Lors d’une conférence téléphonique, le 23 juin dernier, Ben Rhodes, conseiller adjoint à la sécurité nationale, a déclaré que l’Afrique était « l’une des plus importantes régions émergentes du monde » et une zone « au potentiel extraordinaire ».

« Quand on prendra du recul, dans 20 ans, dans 30 ans, a-t-il estimé, on verra sans doute dans ce moment l’instant pivot à partir duquel la croissance économique de l’Afrique a décollé. »
Grant Harris, directeur principal pour les affaires africaines à la Maison-Blanche, et Gayle Smith, directrice principale pour le développement et la démocratie à la Maison-Blanche, participaient avec M. Rhodes à la conférence téléphonique.

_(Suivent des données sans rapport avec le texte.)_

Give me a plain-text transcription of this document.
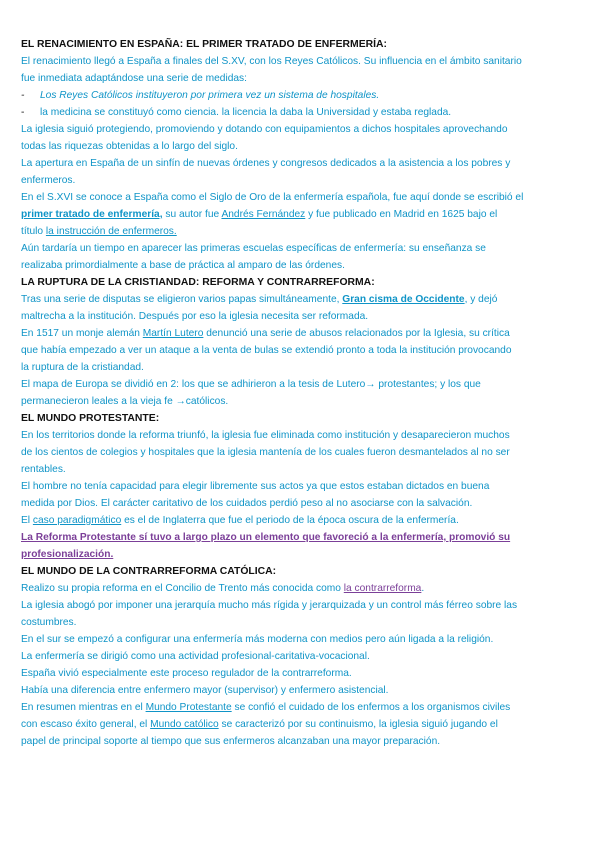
EL RENACIMIENTO EN ESPAÑA: EL PRIMER TRATADO DE ENFERMERÍA:
El renacimiento llegó a España a finales del S.XV, con los Reyes Católicos. Su influencia en el ámbito sanitario
fue inmediata adaptándose una serie de medidas:
- Los Reyes Católicos instituyeron por primera vez un sistema de hospitales.
- la medicina se constituyó como ciencia. la licencia la daba la Universidad y estaba reglada.
La iglesia siguió protegiendo, promoviendo y dotando con equipamientos a dichos hospitales aprovechando
todas las riquezas obtenidas a lo largo del siglo.
La apertura en España de un sinfín de nuevas órdenes y congresos dedicados a la asistencia a los pobres y
enfermeros.
En el S.XVI se conoce a España como el Siglo de Oro de la enfermería española, fue aquí donde se escribió el
primer tratado de enfermería, su autor fue Andrés Fernández y fue publicado en Madrid en 1625 bajo el
título la instrucción de enfermeros.
Aún tardaría un tiempo en aparecer las primeras escuelas específicas de enfermería: su enseñanza se
realizaba primordialmente a base de práctica al amparo de las órdenes.
LA RUPTURA DE LA CRISTIANDAD: REFORMA Y CONTRARREFORMA:
Tras una serie de disputas se eligieron varios papas simultáneamente, Gran cisma de Occidente, y dejó
maltrecha a la institución. Después por eso la iglesia necesita ser reformada.
En 1517 un monje alemán Martín Lutero denunció una serie de abusos relacionados por la Iglesia, su crítica
que había empezado a ver un ataque a la venta de bulas se extendió pronto a toda la institución provocando
la ruptura de la cristiandad.
El mapa de Europa se dividió en 2: los que se adhirieron a la tesis de Lutero→ protestantes; y los que
permanecieron leales a la vieja fe →católicos.
EL MUNDO PROTESTANTE:
En los territorios donde la reforma triunfó, la iglesia fue eliminada como institución y desaparecieron muchos
de los cientos de colegios y hospitales que la iglesia mantenía de los cuales fueron desmantelados al no ser
rentables.
El hombre no tenía capacidad para elegir libremente sus actos ya que estos estaban dictados en buena
medida por Dios. El carácter caritativo de los cuidados perdió peso al no asociarse con la salvación.
El caso paradigmático es el de Inglaterra que fue el periodo de la época oscura de la enfermería.
La Reforma Protestante sí tuvo a largo plazo un elemento que favoreció a la enfermería, promovió su
profesionalización.
EL MUNDO DE LA CONTRARREFORMA CATÓLICA:
Realizo su propia reforma en el Concilio de Trento más conocida como la contrarreforma.
La iglesia abogó por imponer una jerarquía mucho más rígida y jerarquizada y un control más férreo sobre las
costumbres.
En el sur se empezó a configurar una enfermería más moderna con medios pero aún ligada a la religión.
La enfermería se dirigió como una actividad profesional-caritativa-vocacional.
España vivió especialmente este proceso regulador de la contrarreforma.
Había una diferencia entre enfermero mayor (supervisor) y enfermero asistencial.
En resumen mientras en el Mundo Protestante se confió el cuidado de los enfermos a los organismos civiles
con escaso éxito general, el Mundo católico se caracterizó por su continuismo, la iglesia siguió jugando el
papel de principal soporte al tiempo que sus enfermeros alcanzaban una mayor preparación.
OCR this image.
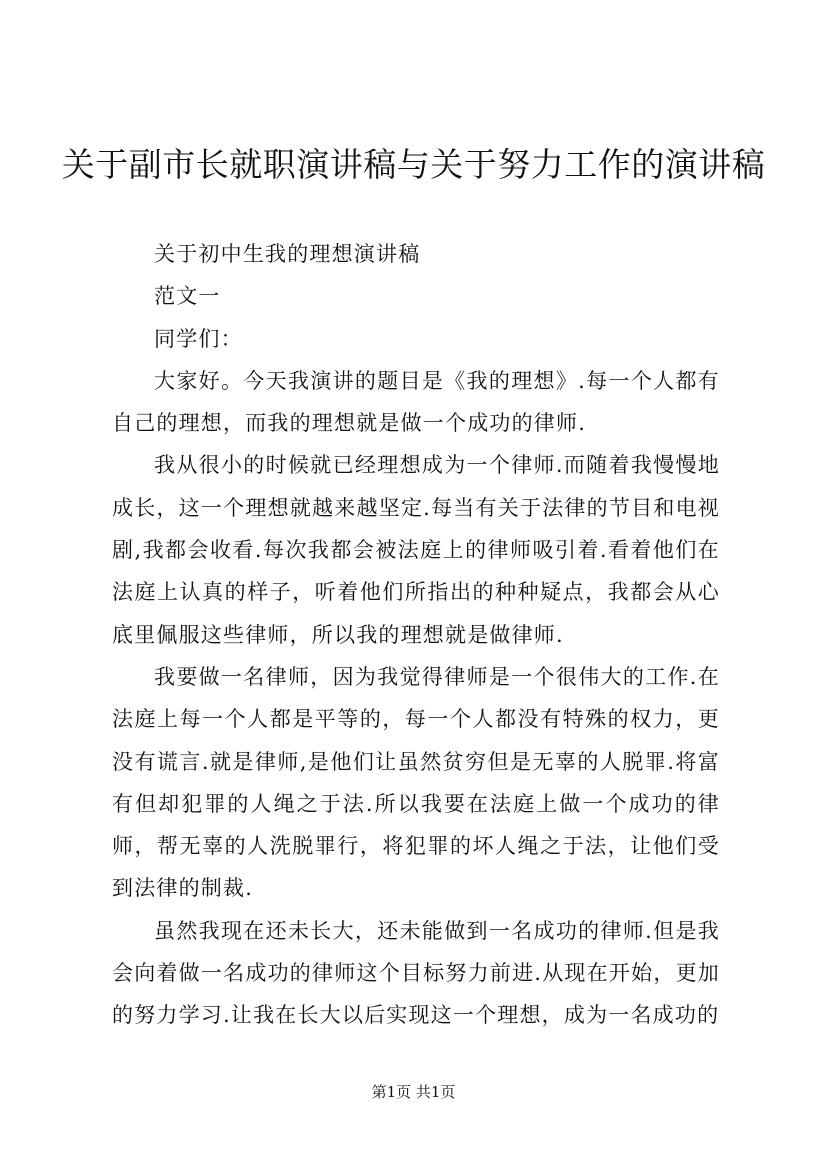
关于副市长就职演讲稿与关于努力工作的演讲稿

关于初中生我的理想演讲稿

范文一

同学们：

大家好。今天我演讲的题目是《我的理想》.每一个人都有自己的理想，而我的理想就是做一个成功的律师.

我从很小的时候就已经理想成为一个律师.而随着我慢慢地成长，这一个理想就越来越坚定.每当有关于法律的节目和电视剧,我都会收看.每次我都会被法庭上的律师吸引着.看着他们在法庭上认真的样子，听着他们所指出的种种疑点，我都会从心底里佩服这些律师，所以我的理想就是做律师.

我要做一名律师，因为我觉得律师是一个很伟大的工作.在法庭上每一个人都是平等的，每一个人都没有特殊的权力，更没有谎言.就是律师,是他们让虽然贫穷但是无辜的人脱罪.将富有但却犯罪的人绳之于法.所以我要在法庭上做一个成功的律师，帮无辜的人洗脱罪行，将犯罪的坏人绳之于法，让他们受到法律的制裁.

虽然我现在还未长大，还未能做到一名成功的律师.但是我会向着做一名成功的律师这个目标努力前进.从现在开始，更加的努力学习.让我在长大以后实现这一个理想，成为一名成功的

第1页 共1页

Priorité chère à Barack Obama, le renforcement des institutions démocratiques et de l’État de droit est lié à l’avenir économique de l’Afrique, a déclaré M. Rhodes.
« C’est un point critique pour la croissance économique africaine, car lorsque les règles du jeu sont claires et qu’on lutte contre la corruption, les entreprises investissent, des emplois sont créés et la croissance décolle », a-t-il expliqué.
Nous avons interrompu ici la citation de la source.